Hanavan also said that he believes Holcomb only spent time alone with his own children, who also played in the league.

"I am not aware of Mr. Holcomb ever spending time alone with players outside of practices or games nor am I aware of him supervising players alone on trips for away games," Hanavan said.

Long-term impact

Cahoon says he still is trying to disentangle himself from the trauma of a childhood that involved what he called a predator always waiting for him at home.

"I was afraid to come home after school," he said. "If I unlocked the door and went in, he'd be there."

Cahoon says Holcomb assaulted him from 1987 to 1992. The assaults began after Cahoon's family moved into an East Street duplex next door to the Holcombs.

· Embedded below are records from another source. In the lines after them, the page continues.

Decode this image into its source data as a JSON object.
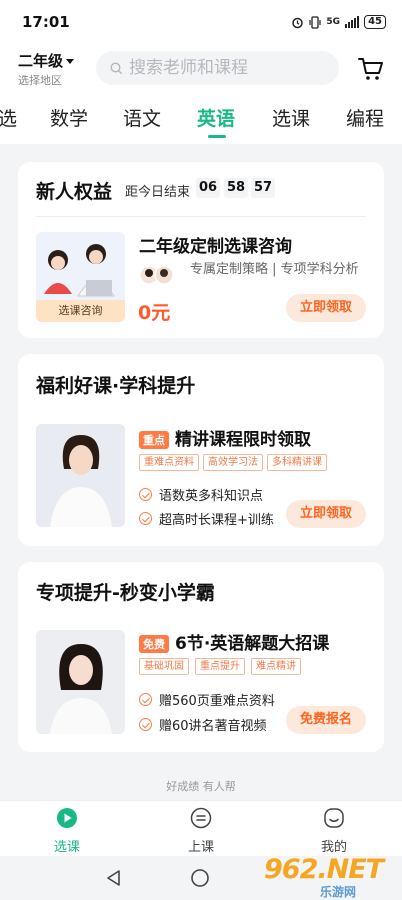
{
  "status_bar": {
    "time": "17:01",
    "network": "5G",
    "battery": "45"
  },
  "header": {
    "grade": "二年级",
    "region": "选择地区",
    "search_placeholder": "搜索老师和课程"
  },
  "subject_tabs": [
    {
      "label": "选",
      "active": false
    },
    {
      "label": "数学",
      "active": false
    },
    {
      "label": "语文",
      "active": false
    },
    {
      "label": "英语",
      "active": true
    },
    {
      "label": "选课",
      "active": false
    },
    {
      "label": "编程",
      "active": false
    }
  ],
  "newbie_card": {
    "title": "新人权益",
    "countdown_label": "距今日结束",
    "hours": "06",
    "minutes": "58",
    "seconds": "57",
    "item": {
      "title": "二年级定制选课咨询",
      "thumb_caption": "选课咨询",
      "desc": "专属定制策略 | 专项学科分析",
      "price": "0元",
      "button": "立即领取"
    }
  },
  "welfare_card": {
    "title": "福利好课·学科提升",
    "item": {
      "badge": "重点",
      "title": "精讲课程限时领取",
      "tags": [
        "重难点资料",
        "高效学习法",
        "多科精讲课"
      ],
      "features": [
        "语数英多科知识点",
        "超高时长课程+训练"
      ],
      "button": "立即领取"
    }
  },
  "special_card": {
    "title": "专项提升-秒变小学霸",
    "item": {
      "badge": "免费",
      "title": "6节·英语解题大招课",
      "tags": [
        "基础巩固",
        "重点提升",
        "难点精讲"
      ],
      "features": [
        "赠560页重难点资料",
        "赠60讲名著音视频"
      ],
      "button": "免费报名"
    }
  },
  "footer_note": "好成绩 有人帮",
  "bottom_nav": [
    {
      "label": "选课",
      "icon": "play-icon",
      "active": true
    },
    {
      "label": "上课",
      "icon": "list-icon",
      "active": false
    },
    {
      "label": "我的",
      "icon": "smile-icon",
      "active": false
    }
  ],
  "watermark": {
    "text": "962.NET",
    "sub": "乐游网"
  },
  "colors": {
    "accent": "#19b889",
    "orange": "#ff6420",
    "price": "#ff5a2c"
  }
}
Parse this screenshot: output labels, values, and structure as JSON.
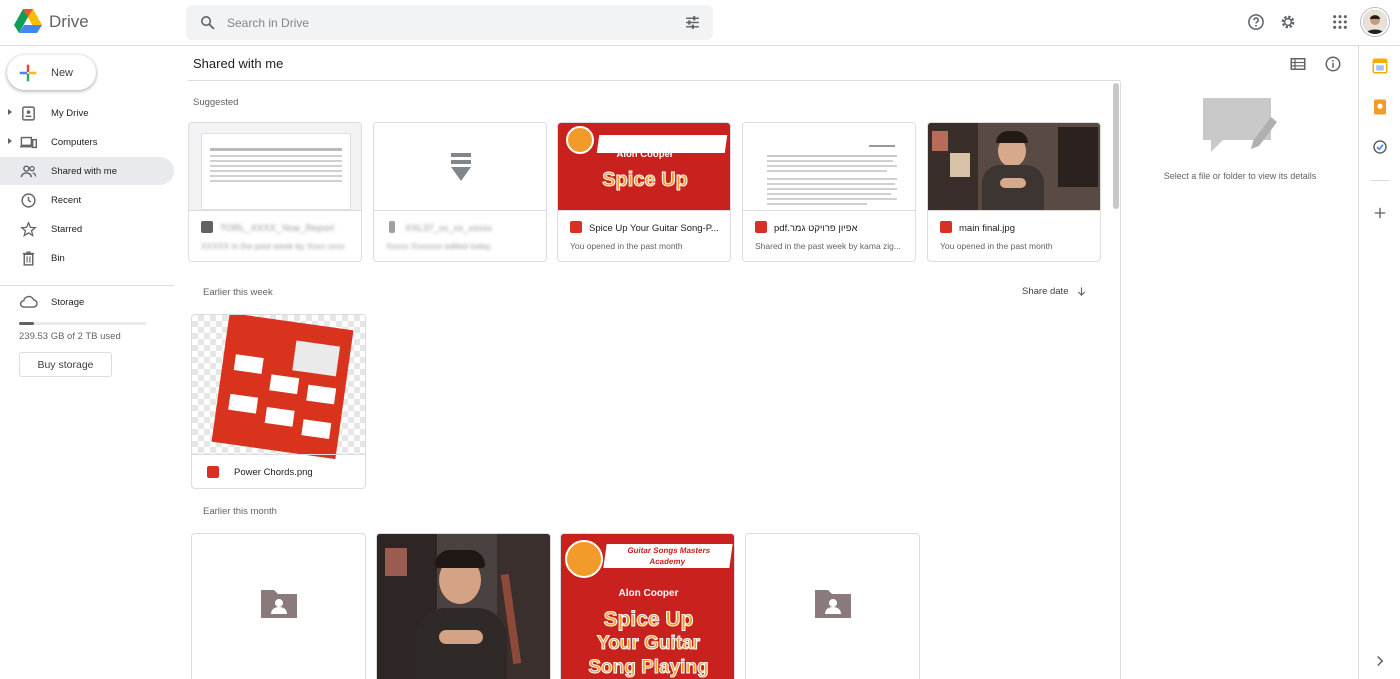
{
  "app": {
    "name": "Drive"
  },
  "search": {
    "placeholder": "Search in Drive"
  },
  "new_button": {
    "label": "New"
  },
  "nav": [
    {
      "label": "My Drive",
      "icon": "my-drive-icon",
      "expandable": true,
      "active": false
    },
    {
      "label": "Computers",
      "icon": "computers-icon",
      "expandable": true,
      "active": false
    },
    {
      "label": "Shared with me",
      "icon": "shared-icon",
      "expandable": false,
      "active": true
    },
    {
      "label": "Recent",
      "icon": "clock-icon",
      "expandable": false,
      "active": false
    },
    {
      "label": "Starred",
      "icon": "star-icon",
      "expandable": false,
      "active": false
    },
    {
      "label": "Bin",
      "icon": "bin-icon",
      "expandable": false,
      "active": false
    }
  ],
  "storage": {
    "label": "Storage",
    "used_text": "239.53 GB of 2 TB used",
    "used_fraction": 0.117,
    "buy_label": "Buy storage"
  },
  "main": {
    "title": "Shared with me",
    "suggested_label": "Suggested",
    "suggested": [
      {
        "name": "TORL_XXXX_Year_Report",
        "sub": "XXXXX in the past week by Xxxx xxxx",
        "type": "sheet",
        "blurred": true
      },
      {
        "name": "XXL37_xx_xx_xxxxx",
        "sub": "Xxxxx Xxxxxxx edited today",
        "type": "file",
        "blurred": true
      },
      {
        "name": "Spice Up Your Guitar Song-P...",
        "sub": "You opened in the past month",
        "type": "pdf",
        "blurred": false
      },
      {
        "name": "pdf.אפיון פרויקט גמר",
        "sub": "Shared in the past week by kama zig...",
        "type": "pdf",
        "blurred": false
      },
      {
        "name": "main final.jpg",
        "sub": "You opened in the past month",
        "type": "image",
        "blurred": false
      }
    ],
    "week_label": "Earlier this week",
    "sort_label": "Share date",
    "week_files": [
      {
        "name": "Power Chords.png",
        "type": "image"
      }
    ],
    "month_label": "Earlier this month",
    "poster": {
      "brand_line1": "Guitar Songs Masters",
      "brand_line2": "Academy",
      "author": "Alon Cooper",
      "title_line1": "Spice Up",
      "title_line2": "Your Guitar",
      "title_line3": "Song Playing"
    }
  },
  "details": {
    "message": "Select a file or folder to view its details"
  },
  "colors": {
    "accent_red": "#d93025",
    "poster_red": "#c9211e",
    "poster_orange": "#f29b2a",
    "active_nav": "#e8eaed"
  }
}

Cahoon said he lived in fear. When he walked home from school, he sometimes wouldn't go straight home. Instead, he took a circuitous route up through boulders on East Mountain, then down through the forest behind the house. Cahoon said he would hide among the trees above the park at Park and Quarry streets to see if Holcomb was home.

After the assaults stopped, Cahoon said, Holcomb made life miserable for him and his family through the years, blaming them for his arrest.

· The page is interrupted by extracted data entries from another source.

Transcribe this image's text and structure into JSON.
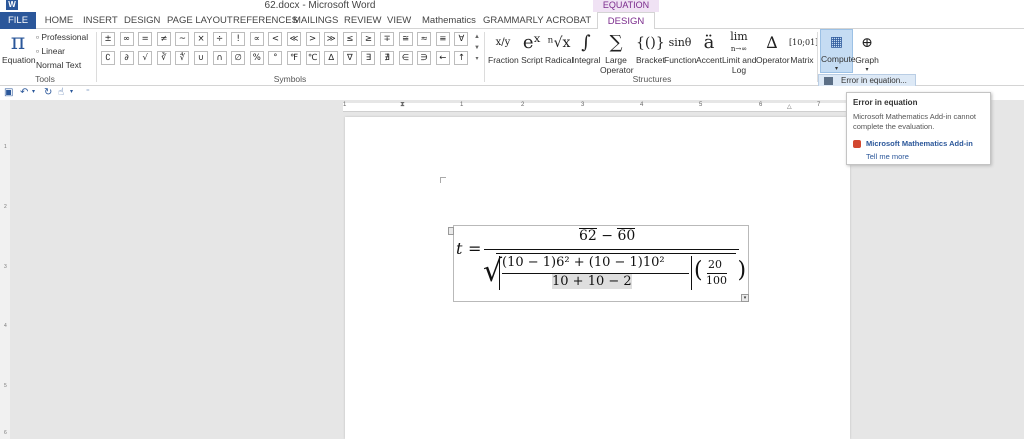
{
  "window": {
    "app_icon": "W",
    "title": "62.docx - Microsoft Word",
    "context_label": "EQUATION TOOLS"
  },
  "tabs": [
    {
      "label": "FILE"
    },
    {
      "label": "HOME"
    },
    {
      "label": "INSERT"
    },
    {
      "label": "DESIGN"
    },
    {
      "label": "PAGE LAYOUT"
    },
    {
      "label": "REFERENCES"
    },
    {
      "label": "MAILINGS"
    },
    {
      "label": "REVIEW"
    },
    {
      "label": "VIEW"
    },
    {
      "label": "Mathematics"
    },
    {
      "label": "GRAMMARLY"
    },
    {
      "label": "ACROBAT"
    },
    {
      "label": "DESIGN"
    }
  ],
  "tools": {
    "equation_icon": "π",
    "equation_label": "Equation",
    "professional": "Professional",
    "linear": "Linear",
    "normal_text": "Normal Text",
    "group_label": "Tools"
  },
  "symbols": {
    "row1": [
      "±",
      "∞",
      "=",
      "≠",
      "~",
      "×",
      "÷",
      "!",
      "∝",
      "<",
      "≪",
      ">",
      "≫",
      "≤",
      "≥",
      "∓",
      "≅",
      "≈",
      "≡",
      "∀"
    ],
    "row2": [
      "∁",
      "∂",
      "√",
      "∛",
      "∜",
      "∪",
      "∩",
      "∅",
      "%",
      "°",
      "℉",
      "℃",
      "∆",
      "∇",
      "∃",
      "∄",
      "∈",
      "∋",
      "←",
      "↑"
    ],
    "group_label": "Symbols"
  },
  "structures": {
    "items": [
      {
        "glyph": "x/y",
        "label": "Fraction"
      },
      {
        "glyph": "eˣ",
        "label": "Script"
      },
      {
        "glyph": "ⁿ√x",
        "label": "Radical"
      },
      {
        "glyph": "∫",
        "label": "Integral"
      },
      {
        "glyph": "∑",
        "label": "Large",
        "label2": "Operator"
      },
      {
        "glyph": "{()}",
        "label": "Bracket"
      },
      {
        "glyph": "sinθ",
        "label": "Function"
      },
      {
        "glyph": "ä",
        "label": "Accent"
      },
      {
        "glyph": "lim",
        "label": "Limit and",
        "label2": "Log"
      },
      {
        "glyph": "∆",
        "label": "Operator"
      },
      {
        "glyph": "[10;01]",
        "label": "Matrix"
      }
    ],
    "limit_sub": "n→∞",
    "group_label": "Structures"
  },
  "compute": {
    "label": "Compute",
    "graph_label": "Graph",
    "menu_item": "Error in equation..."
  },
  "ruler": {
    "numbers": [
      "1",
      "1",
      "2",
      "3",
      "4",
      "5",
      "6",
      "7"
    ]
  },
  "vruler": {
    "numbers": [
      "1",
      "2",
      "3",
      "4",
      "5",
      "6"
    ]
  },
  "equation": {
    "lhs": "t",
    "equals": "=",
    "num_a": "62",
    "minus": "−",
    "num_b": "60",
    "inner_numerator": "(10 − 1)6² + (10 − 1)10²",
    "inner_denominator": "10 + 10 − 2",
    "small_num": "20",
    "small_den": "100"
  },
  "tooltip": {
    "title": "Error in equation",
    "body": "Microsoft Mathematics Add-in cannot complete the evaluation.",
    "link": "Microsoft Mathematics Add-in",
    "more": "Tell me more"
  }
}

He said Holcomb and some in his family bullied and ostracized Cahoon's family, which continued after they had moved out of the duplex to the home they built on Alford Road, Cahoon added.

Cahoon said that, for years, and throughout a troubled adolescence, he had suppressed memories of the assaults. He struggled with himself, and in trusting others, he said. He said he still has nightmares.

"It took me 31 years to have a mental breakdown, and it changed my life," he said of the moment he saw Holcomb on Facebook and remembered exactly what had happened. He also began filing public records requests for police and court documents from that time.

His statement to Great Barrington police in 1993 reveals that, even when he was 13, he knew he had begun to suppress the memories.

"I have pretty much had long talks with myself and decided to try and put them out of my mind," he told Officer John Beckwith, who handled the case.

He couldn't talk to his parents in detail about the assaults, especially while they were happening.

"I also was very scared to tell anyone because I was afraid of what [Holcomb] might do. ... He never threatened me with harm but the feeling was there just the same," Cahoon said in his 1993 statement.

Cahoon's mother, Susan Patterson, said it was the state child welfare agency, then known as the state Department of Social Services, that learned of the assaults on Cahoon while helping the other child Holcomb was convicted of assaulting. Documents from the agency reviewed by The Eagle confirm this.

It was the agency that told local police, leading to more than 30 initial charges against Holcomb that included the assaults on both children, according to Patterson.

Cahoon said he is speaking out now to prevent other children from being abused, and to raise awareness about local youth sports leagues that might not be taking precautions.

Cahoon is now an X-ray equipment technician and salesman. As a Marine, he did a humanitarian tour in East Timor and one tour in Iraq, where he received medals for his work on communications equipment in a combat zone.

He said that what happened to him as a child on East Street was worse than war.

"I have anxiety attacks, flashbacks, seizures," he said. "I'll take war over that every day."